Самиздат: [Регистрация] [Найти] [Рейтинги] [Обсуждения] [Новинки] [Обзоры] [Помощь|Техвопросы]
Ссылки:


 Ваша оценка:
  • Аннотация:
    Подарок для любимых должен быть особенным

Будь что будет

  
   Когда Коньков нашёл зеркало, он удивился и обрадовался одновременно. Как такая красота в чёрной оправе оказалась в заброшенном складе?! Он не силён был в антиквариате, но интуитивно понимал определённую ценность старых утюгов, телефонов, мебели и книг. О финансовой выгоде речь вообще-то не шла, просто у каждой вещи своя история, будь то затёртый портсигар, чайная ложка с эмалью под лазурит, перекидной календарь или гранённый стеклянный графин.
   Именно поэтому Коньков регулярно заглядывал в пункты приёма макулатуры, обшаривал свалки и часами бродил по блошиным рынкам в поиске вдохновения. Старые фотографии, подстаканник с клеймом тамбовской артели, дубовый комод, немного фантазии -- и рассказ готов! Он окунался в жизнь придуманных героев и нехотя с ними расставался, возвращаясь к Любе и Машке. Жена и дочка не совсем разделяли увлечения главы семейства, впрочем, и работу в театре они считали какой-то ненастоящей. Коньков же вместе со зрителями замирал от магии меркнущего света, а вот закулисное действо интересовало совершенно не так, как актёров, режиссёра и гардеробщицу Эльвиру Степановну. Зачем электрику 5 разряда интриги при раздаче ролей? Зачем раздоры, сплетни и мелкие склоки? Вот он и не стал ни у кого допытываться, почему зеркало бесхозно стоит за покоробленными декорациями, притащил его домой и спрятал.
   Восьмого марта, сияя, как Люба, получившая букет роз вместо классических тюльпанов, Коньков метнулся на балкон и со словами "кто на свете всех милее?" вручил любимым женщинам подарок.
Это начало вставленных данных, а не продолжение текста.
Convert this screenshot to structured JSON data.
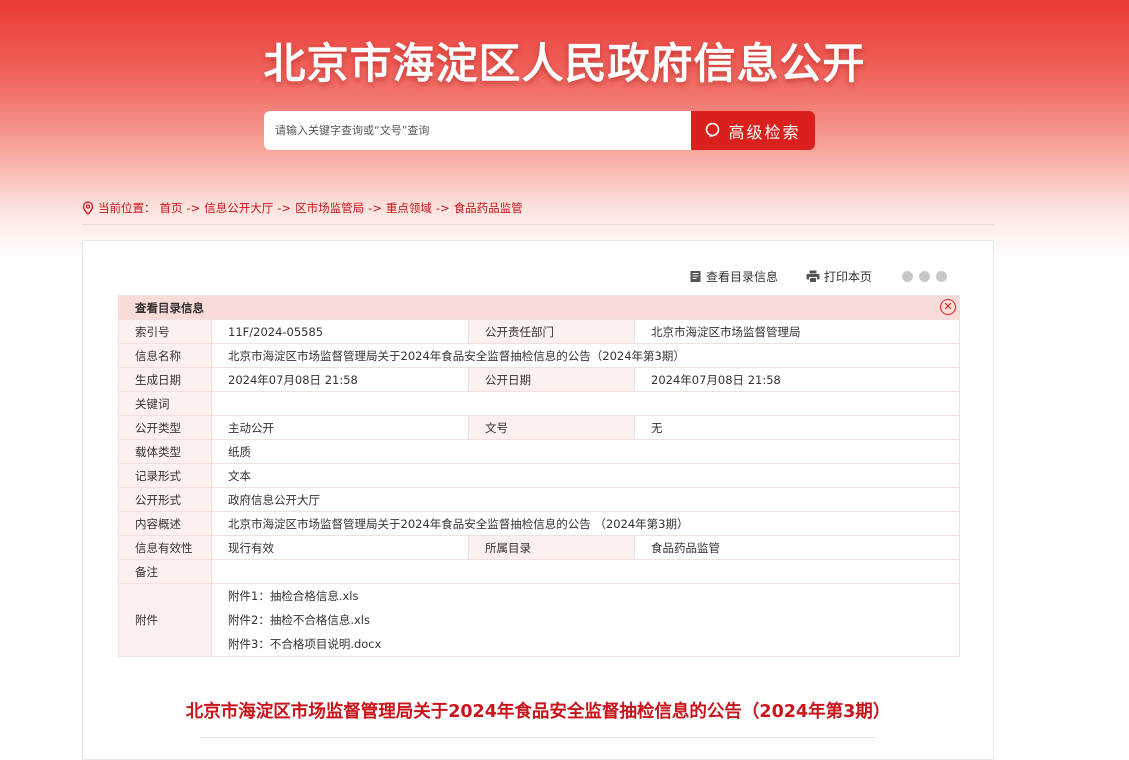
{
  "header": {
    "site_title": "北京市海淀区人民政府信息公开",
    "search_placeholder": "请输入关键字查询或“文号”查询",
    "search_button": "高级检索"
  },
  "breadcrumb": {
    "prefix": "当前位置：",
    "items": [
      "首页",
      "信息公开大厅",
      "区市场监管局",
      "重点领域",
      "食品药品监管"
    ],
    "separator": "->"
  },
  "tools": {
    "view_catalog": "查看目录信息",
    "print": "打印本页"
  },
  "catalog": {
    "title": "查看目录信息",
    "index_label": "索引号",
    "index_value": "11F/2024-05585",
    "dept_label": "公开责任部门",
    "dept_value": "北京市海淀区市场监督管理局",
    "name_label": "信息名称",
    "name_value": "北京市海淀区市场监督管理局关于2024年食品安全监督抽检信息的公告（2024年第3期）",
    "created_label": "生成日期",
    "created_value": "2024年07月08日 21:58",
    "published_label": "公开日期",
    "published_value": "2024年07月08日 21:58",
    "keywords_label": "关键词",
    "keywords_value": "",
    "open_type_label": "公开类型",
    "open_type_value": "主动公开",
    "doc_no_label": "文号",
    "doc_no_value": "无",
    "carrier_label": "载体类型",
    "carrier_value": "纸质",
    "record_label": "记录形式",
    "record_value": "文本",
    "form_label": "公开形式",
    "form_value": "政府信息公开大厅",
    "summary_label": "内容概述",
    "summary_value": "北京市海淀区市场监督管理局关于2024年食品安全监督抽检信息的公告 （2024年第3期）",
    "validity_label": "信息有效性",
    "validity_value": "现行有效",
    "category_label": "所属目录",
    "category_value": "食品药品监管",
    "remark_label": "备注",
    "remark_value": "",
    "attachments_label": "附件",
    "attachments": [
      "附件1：抽检合格信息.xls",
      "附件2：抽检不合格信息.xls",
      "附件3：不合格项目说明.docx"
    ]
  },
  "document": {
    "title": "北京市海淀区市场监督管理局关于2024年食品安全监督抽检信息的公告（2024年第3期）"
  },
  "colors": {
    "accent_red": "#d9201c",
    "title_red": "#c8141a",
    "table_label_bg": "#fdf1ef",
    "table_header_bg": "#f9dcd8"
  },
  "icons": [
    "search-icon",
    "location-pin-icon",
    "catalog-icon",
    "print-icon",
    "wechat-share-icon",
    "weibo-share-icon",
    "qzone-share-icon",
    "close-icon"
  ]
}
   Замотанное в пыльную льняную холстину, овальное зеркало произвело должное впечатление. Лишь вензеля показались слегка мрачными. Траурными, ляпнула дочка. Люба чуть дольше и нежнее, чем обычно, поцеловала Конькова и предложила повесить шедевр неизвестного мастера в прихожей над румынской тумбочкой, принесенной из дома под снос на соседней улице.
   Однако смотрелся в зеркало только Коньков, тщательно собираясь на работу, а жена, болтая по телефону, отворачивалась. Как-то он случайно услышал, что у них в квартире не коридор, а прихожая смеха, и совсем другое дело -- зеркала на стильных шкафах-купе, где мутоновая шуба не кажется медвежьей шкурой. Коньков побагровел, долго потом присматривался к зеркалу под разными углами (с включённым светом и без него), кроме небольшого скола на стыке с оправой не нашёл ничего искривляющего и успокоился.
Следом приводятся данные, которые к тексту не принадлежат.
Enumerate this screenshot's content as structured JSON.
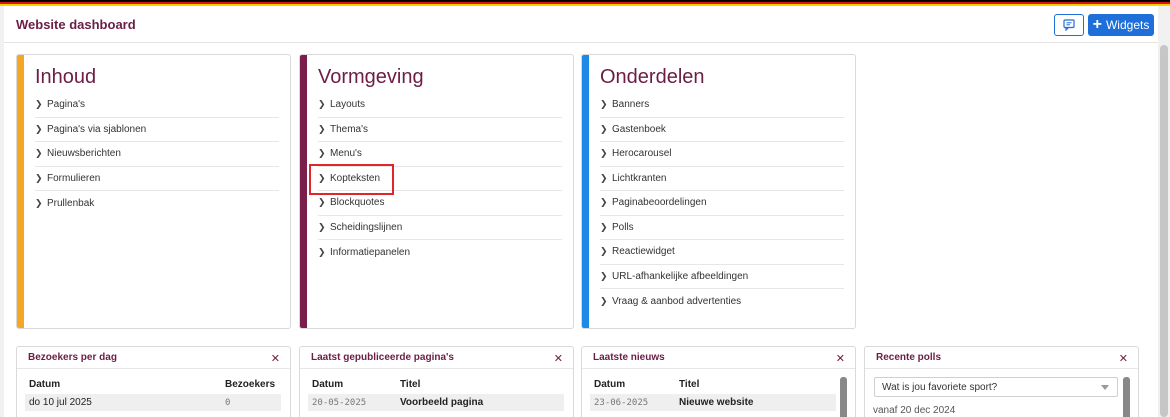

   А сегодня опять разволновался, -- каким образом он умудрился на ноге сломать большой палец, и почему разбито зеркало, надо было что-то срочно придумать.
   -- Не больно? -- Люба, прибинтовав палец к Машкиной школьной линейке, отрезала лишнюю марлю.
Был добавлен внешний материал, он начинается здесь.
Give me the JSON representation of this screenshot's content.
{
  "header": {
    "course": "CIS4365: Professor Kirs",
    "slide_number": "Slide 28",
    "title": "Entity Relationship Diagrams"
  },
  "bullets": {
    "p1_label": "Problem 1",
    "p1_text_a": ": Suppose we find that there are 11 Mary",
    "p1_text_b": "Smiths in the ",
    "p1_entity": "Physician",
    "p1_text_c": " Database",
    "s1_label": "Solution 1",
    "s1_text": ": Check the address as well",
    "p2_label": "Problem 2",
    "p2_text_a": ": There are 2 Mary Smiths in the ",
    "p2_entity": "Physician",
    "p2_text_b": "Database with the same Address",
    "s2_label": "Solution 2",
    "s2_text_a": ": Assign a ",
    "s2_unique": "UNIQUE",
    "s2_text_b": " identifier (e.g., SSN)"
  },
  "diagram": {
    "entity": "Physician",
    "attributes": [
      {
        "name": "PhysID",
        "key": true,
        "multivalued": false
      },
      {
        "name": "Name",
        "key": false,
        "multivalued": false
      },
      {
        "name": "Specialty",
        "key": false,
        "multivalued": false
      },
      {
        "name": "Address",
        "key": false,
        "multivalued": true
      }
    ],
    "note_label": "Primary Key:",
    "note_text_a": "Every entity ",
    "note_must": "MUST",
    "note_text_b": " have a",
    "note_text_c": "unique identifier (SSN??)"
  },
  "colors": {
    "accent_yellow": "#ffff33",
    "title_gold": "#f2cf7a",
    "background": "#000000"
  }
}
   Появившись спустя час после вызова, доктор "скорой" не церемонилась.
   -- Зачем вы его ударили? Вы ж не каратист. -- Врач усмехнулась. -- Был у меня случай с одним подростком. Тренировался дома по самоучителю, отрабатывал удары. Ну и не рассчитал дистанцию. А вы -- солидный мужчина, в очках! Что, детство вспомнили?
   -- Упало. Само. Я протереть хотел.
   -- Не мужское это дело, -- врач исподлобья зыркнула на Любу, но заметив её лёгкое изумление, подобрела: -- а шину и бинт наложили грамотно.
   На этот раз Конькова не выдал обычно расцветающий при вранье румянец -- кровь до сих пор не отлегла от подскочившего давления. Рассказывать же, что произошло на самом деле, не стоило ни Любе, ни Машке, а докторам и подавно -- кто знает, что у них на уме? А Коньков всего-то решил сделать в прихожей небольшую перестановку, чтобы освободить место для шкафа-купе, и когда перевешивал зеркало, увидел вместо своего отражения абсолютно неподвижное, бледное лицо с закрытыми глазами -- мёртвое лицо. Ну и оттолкнул. Сильно.
  
   После возвращения из травмпункта Коньков буквально не находил себе места, постоянно выглядывая в коридор.
   -- Вы не думайте, что разбитое зеркало просто так выбросил на ближайшую мусорку и забыл! Если не вдаваться в метафизику и эзотерику, -- разгорячился Коньков (Люба фыркнула, Машка закатила глаза.), -- то такой способ избавления от ненужных вещей грозит в будущем экологической катастрофой, не говоря о... -- Коньков опустил голову, посмотрел на ногу в гипсе (вылитый горнолыжный ботинок) и не стал повторяться о безответственности граждан, выбрасывающих на пустыри режущие и другие опасные предметы.
   -- Папа, с нашими бескрайними территориями можно и не переживать! Будь проще, не философствуй.
   Коньков, по сути, "философствовал" от растерянности и не заметил, как произнёс вслух:
   -- Куда его деть?..
   Израненное зеркало угрюмо таращилось.
   -- Отнеси, где нашёл. ? Талант Любы проявлялся не только в кулинарии и бухгалтерии, но и в решении кажущихся, на первый взгляд, неразрешимых проблем.
   Ещё неделю Коньков промучился с давлением и мыслями, как без огласки вернуть зеркало в театр. В конце концов, решился: будь что будет!
   Невзирая на неудобный гипс, он отказался от женской помощи и уехал на такси...
   -- Вы не могли бы помедленней? -- Коньков бережно обнимал зеркало, укутанное в выстиранный до натуральной серебристости льняной холст.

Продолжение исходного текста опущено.